Selon des habitants de la cité balnéaire, le pouvoir aurait décidé d’en finir avec ce fils du Sud qui dérangeait par ses sorties médiatiques et ses productions littéraires. Depuis le décès de Charles Atéba Eyene, dans la soirée du 21 février 2014, les populations du département de l’Océan dont il était originaire sont en émoi. Samedi 22 février, la ville de Kribi s’est réveillée d’une nuit difficile. Dans la matinée, plus personne ne reste incrédule au sujet du décès de l’un des hommes les plus médiatiques et les plus médiatisés du pays. L’un des plus populaires aussi.

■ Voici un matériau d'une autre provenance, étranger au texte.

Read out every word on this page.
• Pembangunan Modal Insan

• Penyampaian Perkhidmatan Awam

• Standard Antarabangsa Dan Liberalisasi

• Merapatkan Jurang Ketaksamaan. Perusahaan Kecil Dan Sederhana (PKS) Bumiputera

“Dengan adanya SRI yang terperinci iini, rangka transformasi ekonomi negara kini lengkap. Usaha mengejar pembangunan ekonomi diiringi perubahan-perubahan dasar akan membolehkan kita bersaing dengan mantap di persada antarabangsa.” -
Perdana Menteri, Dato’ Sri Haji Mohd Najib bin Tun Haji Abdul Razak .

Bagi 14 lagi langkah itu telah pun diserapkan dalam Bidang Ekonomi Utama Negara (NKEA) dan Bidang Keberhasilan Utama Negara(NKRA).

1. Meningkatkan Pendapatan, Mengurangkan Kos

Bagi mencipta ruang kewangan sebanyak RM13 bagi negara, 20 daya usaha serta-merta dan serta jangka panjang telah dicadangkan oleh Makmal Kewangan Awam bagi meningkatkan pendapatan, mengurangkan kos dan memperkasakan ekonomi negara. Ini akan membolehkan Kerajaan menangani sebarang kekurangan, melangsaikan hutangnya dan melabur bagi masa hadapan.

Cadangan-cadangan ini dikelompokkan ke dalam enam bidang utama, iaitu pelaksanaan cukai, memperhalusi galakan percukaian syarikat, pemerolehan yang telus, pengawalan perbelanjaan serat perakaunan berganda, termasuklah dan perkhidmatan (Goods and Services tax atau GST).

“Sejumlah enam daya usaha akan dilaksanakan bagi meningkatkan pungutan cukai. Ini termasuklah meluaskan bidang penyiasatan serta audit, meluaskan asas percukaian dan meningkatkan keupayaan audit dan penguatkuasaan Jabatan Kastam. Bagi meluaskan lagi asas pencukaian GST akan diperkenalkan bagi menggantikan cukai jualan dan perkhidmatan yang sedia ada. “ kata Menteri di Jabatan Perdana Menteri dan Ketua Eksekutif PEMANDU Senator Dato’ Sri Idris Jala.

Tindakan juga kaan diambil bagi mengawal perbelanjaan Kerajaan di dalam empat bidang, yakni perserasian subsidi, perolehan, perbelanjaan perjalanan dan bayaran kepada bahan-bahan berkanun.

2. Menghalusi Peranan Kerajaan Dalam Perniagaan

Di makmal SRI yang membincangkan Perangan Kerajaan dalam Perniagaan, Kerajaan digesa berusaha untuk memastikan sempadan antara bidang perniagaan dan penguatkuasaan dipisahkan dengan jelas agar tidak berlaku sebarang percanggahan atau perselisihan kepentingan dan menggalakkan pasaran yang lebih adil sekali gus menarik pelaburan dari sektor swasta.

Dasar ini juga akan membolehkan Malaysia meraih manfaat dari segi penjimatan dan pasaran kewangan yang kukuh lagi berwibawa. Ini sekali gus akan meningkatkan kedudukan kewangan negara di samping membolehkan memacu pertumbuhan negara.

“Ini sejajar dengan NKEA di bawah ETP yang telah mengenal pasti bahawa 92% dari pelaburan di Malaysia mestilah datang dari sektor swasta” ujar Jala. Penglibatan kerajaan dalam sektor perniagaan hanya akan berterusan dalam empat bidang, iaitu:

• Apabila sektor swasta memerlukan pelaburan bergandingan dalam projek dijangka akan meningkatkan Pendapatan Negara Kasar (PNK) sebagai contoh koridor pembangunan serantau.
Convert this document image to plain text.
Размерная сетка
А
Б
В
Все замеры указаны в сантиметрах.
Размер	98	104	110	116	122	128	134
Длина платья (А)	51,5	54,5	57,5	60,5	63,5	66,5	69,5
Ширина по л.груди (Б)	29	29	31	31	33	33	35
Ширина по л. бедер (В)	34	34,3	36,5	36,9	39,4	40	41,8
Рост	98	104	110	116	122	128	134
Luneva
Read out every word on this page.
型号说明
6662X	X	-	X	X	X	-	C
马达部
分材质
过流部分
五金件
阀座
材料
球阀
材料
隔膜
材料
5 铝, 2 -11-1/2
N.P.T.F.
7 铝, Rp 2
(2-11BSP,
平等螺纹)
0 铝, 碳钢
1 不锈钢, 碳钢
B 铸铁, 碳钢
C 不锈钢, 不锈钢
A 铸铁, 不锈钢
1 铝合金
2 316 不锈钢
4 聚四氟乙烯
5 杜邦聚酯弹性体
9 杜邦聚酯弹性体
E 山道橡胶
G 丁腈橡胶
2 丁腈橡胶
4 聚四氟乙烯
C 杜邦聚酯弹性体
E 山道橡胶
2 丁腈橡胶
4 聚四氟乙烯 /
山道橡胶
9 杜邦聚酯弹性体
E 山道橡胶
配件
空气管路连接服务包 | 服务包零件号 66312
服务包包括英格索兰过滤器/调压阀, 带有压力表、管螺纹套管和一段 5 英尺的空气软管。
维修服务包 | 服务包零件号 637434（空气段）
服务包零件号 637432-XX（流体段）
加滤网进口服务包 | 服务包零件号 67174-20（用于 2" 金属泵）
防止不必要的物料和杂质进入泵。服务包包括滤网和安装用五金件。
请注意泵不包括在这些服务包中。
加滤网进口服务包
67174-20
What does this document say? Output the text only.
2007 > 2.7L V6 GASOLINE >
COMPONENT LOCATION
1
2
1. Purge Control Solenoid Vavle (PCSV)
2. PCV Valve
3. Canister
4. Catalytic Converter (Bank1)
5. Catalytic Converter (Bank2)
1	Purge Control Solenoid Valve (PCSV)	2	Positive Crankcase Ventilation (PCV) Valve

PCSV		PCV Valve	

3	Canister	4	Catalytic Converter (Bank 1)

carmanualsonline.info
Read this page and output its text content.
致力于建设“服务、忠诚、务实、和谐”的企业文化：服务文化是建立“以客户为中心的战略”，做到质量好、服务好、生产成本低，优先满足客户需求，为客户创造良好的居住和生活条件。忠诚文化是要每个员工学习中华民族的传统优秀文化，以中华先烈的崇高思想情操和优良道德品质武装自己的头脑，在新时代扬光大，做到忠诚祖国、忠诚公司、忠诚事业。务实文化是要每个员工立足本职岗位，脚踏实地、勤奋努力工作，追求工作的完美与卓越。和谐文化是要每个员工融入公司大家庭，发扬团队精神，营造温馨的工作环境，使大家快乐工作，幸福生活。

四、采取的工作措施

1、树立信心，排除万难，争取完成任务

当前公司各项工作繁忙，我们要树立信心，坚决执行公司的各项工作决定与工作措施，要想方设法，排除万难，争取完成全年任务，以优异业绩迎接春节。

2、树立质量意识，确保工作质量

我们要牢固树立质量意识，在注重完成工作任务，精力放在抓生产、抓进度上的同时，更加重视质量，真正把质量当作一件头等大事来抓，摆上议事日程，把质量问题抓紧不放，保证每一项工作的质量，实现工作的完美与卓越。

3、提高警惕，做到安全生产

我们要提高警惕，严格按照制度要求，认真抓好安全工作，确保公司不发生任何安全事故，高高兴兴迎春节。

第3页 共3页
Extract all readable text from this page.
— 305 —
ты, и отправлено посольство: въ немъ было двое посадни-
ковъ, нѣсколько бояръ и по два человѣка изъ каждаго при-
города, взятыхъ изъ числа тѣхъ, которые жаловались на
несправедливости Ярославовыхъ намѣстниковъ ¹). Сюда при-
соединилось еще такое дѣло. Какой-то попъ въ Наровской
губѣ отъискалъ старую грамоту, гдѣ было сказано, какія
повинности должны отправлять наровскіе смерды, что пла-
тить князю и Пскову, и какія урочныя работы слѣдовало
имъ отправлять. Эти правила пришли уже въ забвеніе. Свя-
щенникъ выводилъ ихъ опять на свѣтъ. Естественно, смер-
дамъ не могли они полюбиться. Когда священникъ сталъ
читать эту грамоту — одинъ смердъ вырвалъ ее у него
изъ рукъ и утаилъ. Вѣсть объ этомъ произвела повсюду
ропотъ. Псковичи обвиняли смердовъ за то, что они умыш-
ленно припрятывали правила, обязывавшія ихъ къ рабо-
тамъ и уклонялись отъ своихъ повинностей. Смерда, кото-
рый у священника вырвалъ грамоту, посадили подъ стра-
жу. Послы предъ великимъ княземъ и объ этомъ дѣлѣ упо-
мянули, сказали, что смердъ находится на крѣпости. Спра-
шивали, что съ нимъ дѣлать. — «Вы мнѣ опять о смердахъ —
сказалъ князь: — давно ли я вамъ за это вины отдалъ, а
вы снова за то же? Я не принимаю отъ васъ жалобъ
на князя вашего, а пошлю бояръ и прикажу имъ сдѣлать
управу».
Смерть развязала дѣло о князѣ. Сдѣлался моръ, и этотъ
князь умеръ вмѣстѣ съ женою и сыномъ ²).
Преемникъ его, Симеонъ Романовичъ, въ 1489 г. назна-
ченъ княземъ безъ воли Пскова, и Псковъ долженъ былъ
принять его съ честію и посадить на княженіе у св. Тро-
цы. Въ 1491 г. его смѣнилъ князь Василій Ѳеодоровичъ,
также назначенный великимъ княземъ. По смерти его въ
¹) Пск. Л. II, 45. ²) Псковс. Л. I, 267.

« Atéba Eyene est mort. Que son âme repose en paix », se borne à avancer, amer, un boutiquier de la gare routière. La résignation est là. La désolation ainsi que la frustration. C’est que l’homme avait réussi à s’imposer au sein du peuple comme « la voix des sans voix ». Et cela se ressentait encore plus à travers tout le département.
Mais, la mort brusque de Charles Atéba Eyene suscite dans la ville balnéaire beaucoup de commentaires. Aussi farfelus qu’elles puissent paraître, les réactions des nombreuses personnes approchées par Le messager laissent transparaitre que les Kribiens pensent à une liquidation d’un de leurs « meilleurs atouts ». Un moto-taximan y va sans ambages : « Atéba Eyene ne pouvait pas mourir comme ça. Il était plein de vie, de vitalité. On l’a liquidé ». Il résume ainsi la thèse la plus courue dans cette ville : le pouvoir aurait tué le jeune homme. « Il dérangeait par ses interventions. Tout ce qu’il disait était contre les dirigeants qui ont mis notre pays à genoux. Raisons pour lesquelles on l’a tué », croit savoir Jean Luc, un restaurateur.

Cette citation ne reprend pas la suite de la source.